SPOJ 370 - Ones and zeros (ONEZERO)

Question

I am trying to solve SPOJ problem "Ones and zeros":

Certain positive integers have their decimal representation consisting only of ones and zeros, and having at least one digit one, e.g. 101. If a positive integer does not have such a property, one can try to multiply it by some positive integer to find out whether the product has this property.

My approach to this problem was simply doing BFS. Taking string containing only '1' and then doing BFS with it and at each step adding '1' and '0'. Keeping track of number in string form and remainder till now. When remainder is zero, the number was found.

My problem is: My code is taking too long for test cases e.g. 9999 or 99999. How can I improve the runtime of the algorithm?

// Shashank Jain
/*
     BFS
*/
#include <iostream>
#include <cstdio>
#include <cstring>
#include <climits>
#include <string>
#include <algorithm>
#include <vector>
#include <cmath>
#include <queue>
#include <stack>
#define LL long long int
using namespace std;
LL n;
string ans;

void bfs()
{   
  string str,first,second;
  str+='1'; // number will start with '1' always
  if(n==1)
  {
    ans=str;
    return;
  }
  queue<pair<string,LL> >q; // pair of STRING(number) and long long int
                            // (to hold remainder till now)
  pair<string,LL>p;
  p=make_pair(str,1);
  q.push(p);
  LL rem,val,temp;
  while(q.empty()==0)
  {
    p=q.front();
    q.pop();
    str=p.first;
    val=p.second;   
    if(val==0)  // remainder is zero means this is number 
    {
      ans=str;
      return ;
    }
    // adding 1 to present number       
    temp=val*10+1; 
    rem=(temp)%n;
    firstone=str+'1';
    p=make_pair(firstone,rem);
    q.push(p);
    // adding 0 to present number       
    temp=val*10+0;
    rem=(temp)%n;
    secondone=str+'0';
    p=make_pair(secondone,rem); 
    q.push(p);  
  }
}

int main()
{
  int t,i;
  scanf("%d",&t);
  while(t--)
  {   
    scanf("%lld",&n);       
    bfs();
    for(i=0;i<ans.size();i++)
    {
      printf("%c",ans[i]);        
    }
    printf("\n");
  }
  return 0;
}

Answer 1

I just solved the problem. I would not post my snippet, but I will give the points why your code is slower

1. As sukunrt said you need to keep an array visited of size n, where you can mark the currently obtained modulus as visited so that you don't visit it again, because if you are at an already visited modulus you don't need to consider the part of string obtained till now as it only makes the number larger(we need minimum), i.e it means once you visit a modulus you say x then you find the least number composed of 0 and 1 that gives x as remainder when divide by n.

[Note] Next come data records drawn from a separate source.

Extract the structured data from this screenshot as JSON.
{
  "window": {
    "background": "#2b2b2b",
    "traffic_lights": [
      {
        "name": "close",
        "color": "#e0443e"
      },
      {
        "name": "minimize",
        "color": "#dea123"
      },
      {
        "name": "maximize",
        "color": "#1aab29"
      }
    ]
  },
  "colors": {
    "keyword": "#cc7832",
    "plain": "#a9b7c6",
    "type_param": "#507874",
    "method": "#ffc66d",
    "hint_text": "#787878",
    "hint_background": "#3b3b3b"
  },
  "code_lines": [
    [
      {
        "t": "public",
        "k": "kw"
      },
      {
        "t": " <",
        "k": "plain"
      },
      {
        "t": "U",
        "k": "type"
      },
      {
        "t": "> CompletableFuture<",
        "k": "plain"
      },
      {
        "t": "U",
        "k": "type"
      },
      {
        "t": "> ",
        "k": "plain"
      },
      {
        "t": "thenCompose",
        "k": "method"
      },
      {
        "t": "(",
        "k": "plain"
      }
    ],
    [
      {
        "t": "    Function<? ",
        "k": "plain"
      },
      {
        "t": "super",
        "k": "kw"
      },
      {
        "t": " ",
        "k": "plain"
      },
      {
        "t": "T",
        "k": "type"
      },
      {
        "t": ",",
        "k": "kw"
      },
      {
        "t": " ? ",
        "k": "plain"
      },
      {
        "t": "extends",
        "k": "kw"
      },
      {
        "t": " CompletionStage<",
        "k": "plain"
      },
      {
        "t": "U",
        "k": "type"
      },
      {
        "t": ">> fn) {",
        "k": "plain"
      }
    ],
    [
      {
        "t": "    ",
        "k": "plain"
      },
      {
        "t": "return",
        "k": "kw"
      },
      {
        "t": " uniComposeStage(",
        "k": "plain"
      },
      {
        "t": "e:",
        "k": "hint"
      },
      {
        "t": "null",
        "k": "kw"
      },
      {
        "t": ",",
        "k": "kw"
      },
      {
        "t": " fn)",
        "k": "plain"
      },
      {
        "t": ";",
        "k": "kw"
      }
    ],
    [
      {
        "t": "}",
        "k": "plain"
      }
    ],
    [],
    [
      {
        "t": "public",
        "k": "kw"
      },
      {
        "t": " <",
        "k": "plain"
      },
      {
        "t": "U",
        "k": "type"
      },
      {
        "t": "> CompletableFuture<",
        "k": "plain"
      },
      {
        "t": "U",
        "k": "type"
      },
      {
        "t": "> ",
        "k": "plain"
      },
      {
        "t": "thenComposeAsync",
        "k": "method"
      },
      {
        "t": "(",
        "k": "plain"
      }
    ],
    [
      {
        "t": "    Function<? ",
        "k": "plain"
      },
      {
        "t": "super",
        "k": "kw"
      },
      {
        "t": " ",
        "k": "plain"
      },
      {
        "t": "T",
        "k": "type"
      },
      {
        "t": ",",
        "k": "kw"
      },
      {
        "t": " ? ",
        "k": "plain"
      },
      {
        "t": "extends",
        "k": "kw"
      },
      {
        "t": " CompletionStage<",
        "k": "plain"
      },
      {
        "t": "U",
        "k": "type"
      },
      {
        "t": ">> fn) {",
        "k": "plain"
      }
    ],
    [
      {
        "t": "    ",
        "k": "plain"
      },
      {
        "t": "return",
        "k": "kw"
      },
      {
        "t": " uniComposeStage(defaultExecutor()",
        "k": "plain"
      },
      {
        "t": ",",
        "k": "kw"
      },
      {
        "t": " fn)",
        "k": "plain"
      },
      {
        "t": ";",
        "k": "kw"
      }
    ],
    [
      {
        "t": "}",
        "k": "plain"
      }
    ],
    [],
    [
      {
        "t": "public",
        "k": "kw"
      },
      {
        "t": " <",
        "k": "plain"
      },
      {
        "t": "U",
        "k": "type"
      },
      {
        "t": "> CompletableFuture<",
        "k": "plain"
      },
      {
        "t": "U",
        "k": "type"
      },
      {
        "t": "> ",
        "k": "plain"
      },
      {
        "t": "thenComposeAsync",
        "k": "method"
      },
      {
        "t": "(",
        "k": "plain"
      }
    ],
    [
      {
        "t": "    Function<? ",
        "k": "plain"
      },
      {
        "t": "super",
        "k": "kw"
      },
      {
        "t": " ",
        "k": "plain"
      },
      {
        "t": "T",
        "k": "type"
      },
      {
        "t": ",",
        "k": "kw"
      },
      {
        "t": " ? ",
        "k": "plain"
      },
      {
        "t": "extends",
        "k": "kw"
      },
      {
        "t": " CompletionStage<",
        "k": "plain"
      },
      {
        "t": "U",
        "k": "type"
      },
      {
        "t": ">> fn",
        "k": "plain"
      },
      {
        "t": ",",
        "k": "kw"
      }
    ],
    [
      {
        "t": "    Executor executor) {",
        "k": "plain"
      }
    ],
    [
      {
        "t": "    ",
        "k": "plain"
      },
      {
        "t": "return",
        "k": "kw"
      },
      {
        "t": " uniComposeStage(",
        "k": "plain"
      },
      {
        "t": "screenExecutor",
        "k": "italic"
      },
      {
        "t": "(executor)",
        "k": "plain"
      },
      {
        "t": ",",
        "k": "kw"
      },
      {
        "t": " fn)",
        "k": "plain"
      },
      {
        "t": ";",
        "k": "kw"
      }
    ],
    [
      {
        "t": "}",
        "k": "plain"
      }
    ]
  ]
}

2. You always pass the string so obtained to the child, which not only increase the memory but time too. To avoid this, just take two more arrays say value[] and parent[] both of size n.

   parent[i] stores the parent modulus of modulus i.

   value[i] stores which is the current bit corresponding to modulus i (0 <= i < n).

   In the end you can just backtrack to form the whole number just for modulus=0.

   Also after making changes, your code will give WA because you have to first push the child obtained by appending '0' at end and then the child obtained by appending '1' at end. (You can prove it yourself).

Answer 2

Here's a hint. think about it this way:

Suppose the number that you want is X. X mod N = 0.

So you need to store only N states i.e. 0-n-1. Start with 1. and do the bfs. You need to discard the branches that have the same remainder as before. I'll leave the proof to you.